After weeks of wrangling, Greece is close to completing yet another inadequate deal to fix its finances. If all goes as planned, it will get as much as 100 billion euros ($132 billion) in debt relief from private creditors, and 130 billion euros in loans from the European Union and the International Monetary Fund to help cover its borrowing needs while it carries out austerity measures. The stated goal: to lower the government’s suffocating net debt burden of more than 150 percent of gross domestic product to the slightly less suffocating figure of 120 percent of GDP by 2020 -- a level that would still leave it among the euro area’s most indebted.

Greece’s end of the bargain is extremely onerous. The government must reduce its annual primary budget deficit by about 7 percent of GDP, or more than 15 billion euros -- the equivalent of what it spends every year on social programs.
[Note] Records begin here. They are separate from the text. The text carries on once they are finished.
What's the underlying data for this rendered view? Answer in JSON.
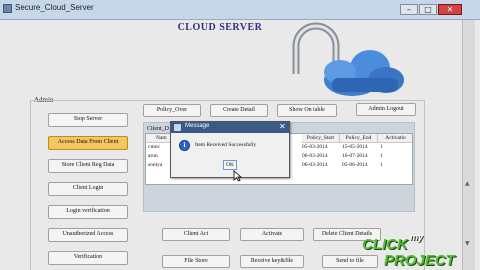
{
  "window": {
    "title": "Secure_Cloud_Server",
    "minimize": "–",
    "maximize": "□",
    "close": "✕"
  },
  "heading": "CLOUD SERVER",
  "admin_label": "Admin",
  "top_buttons": [
    "Policy_Over",
    "Create Detail",
    "Show On table",
    "Admin Logout"
  ],
  "left_buttons": [
    {
      "label": "Stop Server",
      "highlighted": false
    },
    {
      "label": "Access Data From Client",
      "highlighted": true
    },
    {
      "label": "Store Client Reg Data",
      "highlighted": false
    },
    {
      "label": "Client Login",
      "highlighted": false
    },
    {
      "label": "Login verification",
      "highlighted": false
    },
    {
      "label": "Unauthorized Access",
      "highlighted": false
    },
    {
      "label": "Verification",
      "highlighted": false
    }
  ],
  "bottom_buttons_row1": [
    "Client Act",
    "Activate",
    "Delete Client Details"
  ],
  "bottom_buttons_row2": [
    "File Store",
    "Receive key&file",
    "Send to file"
  ],
  "table": {
    "label": "Client_D",
    "columns": [
      "Nam",
      "Policy_Start",
      "Policy_End",
      "Activatio"
    ],
    "rows": [
      [
        "cmoc",
        "05-03-2014",
        "15-05-2014",
        "1"
      ],
      [
        "arun",
        "06-03-2014",
        "16-07-2014",
        "1"
      ],
      [
        "soniya",
        "06-03-2014",
        "05-06-2014",
        "1"
      ]
    ]
  },
  "dialog": {
    "title": "Message",
    "message": "Item Received Successfully",
    "ok": "OK",
    "close": "✕"
  },
  "watermark": {
    "line1": "CLICK",
    "line1b": "my",
    "line2": "PROJECT"
  },
  "colors": {
    "accent": "#f3c65e",
    "heading": "#34307a",
    "cloud": "#3f7fd0"
  }
}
With unemployment at more than 20 percent, industrial production down 11.3 percent in the last year and the economy expected to shrink 4.5 percent in 2012, the budget target all but guarantees that Greece will be back for another bailout, if it manages to avoid a descent into civil unrest.

Official creditors, such as the European Union and the ECB, have the power to increase Greece’s chances of pulling through. They hold about 40 percent of the country’s sovereign debt. If they agreed to take losses alongside private creditors, Greece’s net debt burden could be brought down to roughly 80 percent of GDP immediately. The move would halve the deficit reduction required of Greece, significantly improving its economic prospects and reducing the amount of new loans it would need from the EU and the IMF to stay afloat in the years ahead.

Here is where Draghi comes in. By various estimates, the ECB holds between 36 billion euros and 55 billion euros of Greek debt, much of it purchased on the open market at a deep discount to face value. According to Bloomberg News, euro-area officials have said the ECB is considering ways to give Greece a break on that debt, possibly in a deal that would involve selling it at cost to the European Financial Stability Facility.

This would be an excellent move: It would allow the EFSF to lighten Greece’s debt load and would point the way toward more official participation in a realistic solution to the crisis. It would also permit the ECB to avoid losses that could otherwise undermine its ability to keep buying the bonds of other troubled countries such as Spain and Italy.

Action from the ECB would be only a first step. European leaders, in particular German Chancellor Angela Merkel, face serious domestic political obstacles to providing debt relief. They might also believe that the more Greece is beholden to them, the more leverage they’ll have to press for further austerity measures. That approach carries a big risk of pushing Greece -- and possibly the global economy -- straight off a cliff.